DIDSR / iMRMC

iMRMC: Software to do multi-reader multi-case analysis of reader studies
http://didsr.github.io/iMRMC/
Other
22 stars 17 forks source link

Not fully crossed study - BDG warning #185

Open JessieGommers opened 2 weeks ago

JessieGommers commented 2 weeks ago

We conducted a reader study with 2 different reading conditions using two datasets, each containing 30 exams with a 1:1 ratio of malignant to normal cases. Each of the 37 readers participated in a single reading session, reviewing both datasets: one with condition 1 and the other with condition 2. Due to logistical constraints, our study design is not fully crossed. We know that we pay a statistical price for this, but hope that using 37 readers mitigates this.

afbeelding

We conducted iMRMC analyses using the Java iMRMC software for AUC, sensitivity, and specificity, but encountered warnings with the BDG method stating that the DF_BDG is below a minimum and has been set to 29.0.

e.g. for AUC: afbeelding

e.g. for specificity: afbeelding

This warning does not appear when we use the MLE analysis. We observed that the p-values of the DBG and MLE estimate differ, specifically specificity, which turned out to be significantly different for the 2 conditions when using BDG (p=0.0003 with warning) but not when using MLE (p=0.204).

We are uncertain which method would be more appropriate for our study. I understand MLE can avoid a total negative variance estimate. However, the total variance estimate with the BDG method does not seem to be negative. I would greatly appreciate your guidance on the best approach for our context.

brandon-gallas commented 1 week ago

I think I understand your application and question.

It looks like you are using the java gui. This is a static piece of software that is no longer being maintained. I recommend that you use the R package moving forward. You can find information here: iMRMC: Software to do Multi-reader Multi-case Statistical Analysis of Reader Studies | Center for Devices and Radiological Health (fda.gov)

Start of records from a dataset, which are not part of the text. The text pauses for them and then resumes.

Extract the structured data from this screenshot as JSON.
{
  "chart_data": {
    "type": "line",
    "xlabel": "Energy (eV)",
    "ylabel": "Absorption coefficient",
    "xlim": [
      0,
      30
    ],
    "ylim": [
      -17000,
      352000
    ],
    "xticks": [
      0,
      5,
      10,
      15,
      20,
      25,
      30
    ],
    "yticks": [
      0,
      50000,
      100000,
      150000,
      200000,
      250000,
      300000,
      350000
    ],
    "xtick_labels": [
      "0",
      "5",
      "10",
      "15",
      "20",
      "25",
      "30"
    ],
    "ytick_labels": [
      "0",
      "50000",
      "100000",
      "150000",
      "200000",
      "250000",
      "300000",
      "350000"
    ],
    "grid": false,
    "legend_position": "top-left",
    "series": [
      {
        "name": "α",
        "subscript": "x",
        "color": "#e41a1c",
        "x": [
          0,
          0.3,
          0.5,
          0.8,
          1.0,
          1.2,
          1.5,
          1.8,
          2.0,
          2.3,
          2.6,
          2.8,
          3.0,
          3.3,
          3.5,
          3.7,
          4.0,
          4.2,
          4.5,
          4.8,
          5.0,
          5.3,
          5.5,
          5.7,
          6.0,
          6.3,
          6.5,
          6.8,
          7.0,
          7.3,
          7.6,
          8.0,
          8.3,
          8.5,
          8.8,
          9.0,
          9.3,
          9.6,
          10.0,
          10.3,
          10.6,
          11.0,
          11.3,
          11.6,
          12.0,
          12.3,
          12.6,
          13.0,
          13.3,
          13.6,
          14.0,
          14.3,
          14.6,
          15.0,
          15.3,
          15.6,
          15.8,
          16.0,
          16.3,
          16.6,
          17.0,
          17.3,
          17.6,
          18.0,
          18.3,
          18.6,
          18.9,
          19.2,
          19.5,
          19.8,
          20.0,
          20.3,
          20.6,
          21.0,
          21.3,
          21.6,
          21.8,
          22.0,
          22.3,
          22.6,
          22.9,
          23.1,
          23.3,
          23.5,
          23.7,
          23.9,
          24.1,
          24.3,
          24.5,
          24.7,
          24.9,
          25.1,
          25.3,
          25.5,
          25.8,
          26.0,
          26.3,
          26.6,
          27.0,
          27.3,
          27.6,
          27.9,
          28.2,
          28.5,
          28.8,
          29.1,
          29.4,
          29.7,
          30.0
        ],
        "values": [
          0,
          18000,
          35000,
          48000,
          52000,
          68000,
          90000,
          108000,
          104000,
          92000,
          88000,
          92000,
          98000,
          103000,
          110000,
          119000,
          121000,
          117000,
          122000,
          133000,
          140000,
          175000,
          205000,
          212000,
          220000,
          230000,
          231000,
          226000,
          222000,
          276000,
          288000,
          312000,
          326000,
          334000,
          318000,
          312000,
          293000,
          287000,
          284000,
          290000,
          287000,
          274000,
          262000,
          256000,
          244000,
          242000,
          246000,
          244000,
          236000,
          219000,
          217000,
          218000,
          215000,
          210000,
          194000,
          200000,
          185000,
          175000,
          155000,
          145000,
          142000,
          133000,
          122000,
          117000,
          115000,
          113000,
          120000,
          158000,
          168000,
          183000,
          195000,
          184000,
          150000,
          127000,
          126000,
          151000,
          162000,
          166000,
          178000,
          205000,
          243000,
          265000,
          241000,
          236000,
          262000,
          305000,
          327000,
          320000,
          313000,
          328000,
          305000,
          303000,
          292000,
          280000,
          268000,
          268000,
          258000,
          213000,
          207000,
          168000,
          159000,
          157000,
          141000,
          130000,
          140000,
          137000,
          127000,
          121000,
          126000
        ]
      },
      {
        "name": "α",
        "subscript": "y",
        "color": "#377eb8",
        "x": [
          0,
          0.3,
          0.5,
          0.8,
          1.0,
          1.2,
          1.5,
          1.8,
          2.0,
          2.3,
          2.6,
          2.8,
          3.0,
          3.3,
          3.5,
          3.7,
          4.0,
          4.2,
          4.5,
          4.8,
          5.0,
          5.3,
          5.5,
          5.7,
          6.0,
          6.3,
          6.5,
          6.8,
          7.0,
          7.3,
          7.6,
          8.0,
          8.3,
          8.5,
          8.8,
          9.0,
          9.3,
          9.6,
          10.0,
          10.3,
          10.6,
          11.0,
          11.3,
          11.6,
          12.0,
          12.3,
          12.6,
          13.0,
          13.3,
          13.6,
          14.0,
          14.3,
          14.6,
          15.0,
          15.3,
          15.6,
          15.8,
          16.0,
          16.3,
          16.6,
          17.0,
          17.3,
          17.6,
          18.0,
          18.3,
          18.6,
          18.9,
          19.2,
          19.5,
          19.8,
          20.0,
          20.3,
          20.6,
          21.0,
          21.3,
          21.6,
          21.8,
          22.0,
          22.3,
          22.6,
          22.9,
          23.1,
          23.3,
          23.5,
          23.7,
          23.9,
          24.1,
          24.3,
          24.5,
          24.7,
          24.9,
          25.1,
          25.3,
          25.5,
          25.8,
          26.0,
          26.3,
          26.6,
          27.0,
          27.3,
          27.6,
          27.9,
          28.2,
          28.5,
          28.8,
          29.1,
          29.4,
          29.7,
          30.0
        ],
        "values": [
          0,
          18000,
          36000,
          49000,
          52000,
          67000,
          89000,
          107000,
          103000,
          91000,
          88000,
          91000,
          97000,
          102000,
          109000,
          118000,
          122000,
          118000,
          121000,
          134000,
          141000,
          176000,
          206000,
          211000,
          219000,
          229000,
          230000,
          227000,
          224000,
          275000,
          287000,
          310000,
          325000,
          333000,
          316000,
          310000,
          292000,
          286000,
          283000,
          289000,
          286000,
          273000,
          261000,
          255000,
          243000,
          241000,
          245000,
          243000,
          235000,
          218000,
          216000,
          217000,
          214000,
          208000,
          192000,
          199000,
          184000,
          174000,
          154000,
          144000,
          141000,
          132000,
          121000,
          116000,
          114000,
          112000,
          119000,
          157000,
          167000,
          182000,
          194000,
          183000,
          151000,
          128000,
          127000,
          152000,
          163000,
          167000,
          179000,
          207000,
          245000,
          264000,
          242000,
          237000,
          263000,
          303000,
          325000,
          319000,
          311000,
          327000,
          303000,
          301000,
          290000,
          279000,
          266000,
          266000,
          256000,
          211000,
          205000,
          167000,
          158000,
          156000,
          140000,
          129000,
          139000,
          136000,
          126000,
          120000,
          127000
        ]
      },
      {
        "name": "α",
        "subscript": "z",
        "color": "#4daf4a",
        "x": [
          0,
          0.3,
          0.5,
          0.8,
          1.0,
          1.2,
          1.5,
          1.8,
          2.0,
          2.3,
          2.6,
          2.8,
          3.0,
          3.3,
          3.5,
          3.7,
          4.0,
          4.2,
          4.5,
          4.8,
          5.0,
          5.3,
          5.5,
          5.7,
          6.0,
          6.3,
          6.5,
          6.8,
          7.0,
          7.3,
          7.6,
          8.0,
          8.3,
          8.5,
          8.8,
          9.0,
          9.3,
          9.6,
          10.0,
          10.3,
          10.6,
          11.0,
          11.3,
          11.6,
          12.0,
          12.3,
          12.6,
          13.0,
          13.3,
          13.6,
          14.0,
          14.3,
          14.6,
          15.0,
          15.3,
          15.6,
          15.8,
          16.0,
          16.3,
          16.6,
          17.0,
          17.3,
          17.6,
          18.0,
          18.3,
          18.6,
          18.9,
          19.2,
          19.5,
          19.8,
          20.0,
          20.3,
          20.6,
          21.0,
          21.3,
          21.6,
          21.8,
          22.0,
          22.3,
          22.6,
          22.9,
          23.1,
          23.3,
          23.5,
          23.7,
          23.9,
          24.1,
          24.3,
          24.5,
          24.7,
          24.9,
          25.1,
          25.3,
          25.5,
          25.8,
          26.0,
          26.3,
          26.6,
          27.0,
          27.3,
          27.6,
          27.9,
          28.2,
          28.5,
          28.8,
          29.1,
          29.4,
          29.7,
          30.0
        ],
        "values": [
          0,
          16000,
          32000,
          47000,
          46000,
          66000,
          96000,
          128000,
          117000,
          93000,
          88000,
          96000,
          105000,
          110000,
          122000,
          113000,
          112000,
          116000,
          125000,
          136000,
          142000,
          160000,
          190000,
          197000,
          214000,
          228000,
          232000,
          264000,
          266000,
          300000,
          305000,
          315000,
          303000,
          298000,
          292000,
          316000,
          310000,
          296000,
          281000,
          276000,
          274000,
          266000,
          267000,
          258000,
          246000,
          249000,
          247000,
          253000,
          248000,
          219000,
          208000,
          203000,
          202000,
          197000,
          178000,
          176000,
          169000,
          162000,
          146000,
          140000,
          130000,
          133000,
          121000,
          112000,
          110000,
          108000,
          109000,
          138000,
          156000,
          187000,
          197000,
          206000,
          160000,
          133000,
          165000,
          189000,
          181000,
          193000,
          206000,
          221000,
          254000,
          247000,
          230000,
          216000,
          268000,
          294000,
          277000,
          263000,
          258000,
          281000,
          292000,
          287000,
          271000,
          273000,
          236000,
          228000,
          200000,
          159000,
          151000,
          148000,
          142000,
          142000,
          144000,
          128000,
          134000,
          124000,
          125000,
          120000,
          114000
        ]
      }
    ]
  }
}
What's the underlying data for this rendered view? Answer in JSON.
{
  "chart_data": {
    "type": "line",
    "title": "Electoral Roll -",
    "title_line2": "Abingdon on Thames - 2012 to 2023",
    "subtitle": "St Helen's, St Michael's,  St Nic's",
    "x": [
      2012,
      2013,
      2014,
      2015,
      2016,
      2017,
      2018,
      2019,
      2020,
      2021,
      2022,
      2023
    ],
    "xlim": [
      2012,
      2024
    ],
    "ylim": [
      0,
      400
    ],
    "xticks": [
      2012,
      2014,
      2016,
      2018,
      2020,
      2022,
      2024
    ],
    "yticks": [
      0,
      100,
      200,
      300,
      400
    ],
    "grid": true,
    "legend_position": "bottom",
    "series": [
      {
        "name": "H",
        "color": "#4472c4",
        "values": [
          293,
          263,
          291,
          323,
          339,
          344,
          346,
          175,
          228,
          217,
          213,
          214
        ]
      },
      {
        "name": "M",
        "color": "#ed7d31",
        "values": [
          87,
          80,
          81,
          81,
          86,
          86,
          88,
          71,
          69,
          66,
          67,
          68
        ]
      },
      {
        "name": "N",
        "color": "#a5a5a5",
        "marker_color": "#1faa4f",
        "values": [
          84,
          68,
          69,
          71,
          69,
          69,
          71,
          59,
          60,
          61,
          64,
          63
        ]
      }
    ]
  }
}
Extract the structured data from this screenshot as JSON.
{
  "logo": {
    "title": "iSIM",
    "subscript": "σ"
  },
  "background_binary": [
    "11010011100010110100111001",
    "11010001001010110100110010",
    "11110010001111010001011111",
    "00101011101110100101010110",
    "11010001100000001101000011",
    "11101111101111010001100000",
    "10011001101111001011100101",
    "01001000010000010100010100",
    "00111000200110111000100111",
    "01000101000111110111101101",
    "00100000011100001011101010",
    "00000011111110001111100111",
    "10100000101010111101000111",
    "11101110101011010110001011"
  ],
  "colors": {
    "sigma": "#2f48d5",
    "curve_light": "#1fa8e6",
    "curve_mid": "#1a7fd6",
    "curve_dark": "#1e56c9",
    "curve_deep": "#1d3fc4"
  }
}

The warning about the degrees of freedom (DF) is not a problem. If the DF estimates fall below the lower bound, they are set to the lower bound. The DF estimates have uncertainty in them, especially in cases where data is limited. In your case, the number of exams is 15+15+15+15 (2 case sets x 2 truths), which is small for ROC analysis. The lower bound of 29 (=30-1), comes from the number of signal-present cases for sensitivity, signal-absent cases for specificity, or the minimum of these for ROC. It’s a bit of a waste of effort to have 37 readers evaluate the same small number of cases. Please see this paper on split-plot studies:

There is certainly something funny about the specificity results. The DF_BDG for specificity is calculated as 0.93!!! That is not good … red flag. I wouldn't use any p-values from the software. Notice the DF_BDG is ~24 for AUC. That is healthy. My guess is that many readers are making the exact same interpretations on the signal-absent cases … little to no reader variability. I’m curious to know if this is true.

Your issue is causing me to think I should return a different error if DF_BDG is below 3 or even 5.

Without any more of the output or input data, it is hard to give more of a response. p-values are only one kind of output; they can be misinterpreted or completely inappropriate. Point estimates and confidence intervals tell a much more complete story. I don’t have a solution for you except to refer to the per-reader results . .. BUT ... It isn't entirely clear that the cases in the two datasets/modalities are independent or just different reading conditions. If they only differ by the reading condition, they should carry the same case ID.

Finally, I would avoid using the MLE results. They are not validated when the study design is not fully crossed, and I’ve observed weird results in such cases. Your data is not fully crossed. Your question is nudging me to remove the MLE results completely from the current software.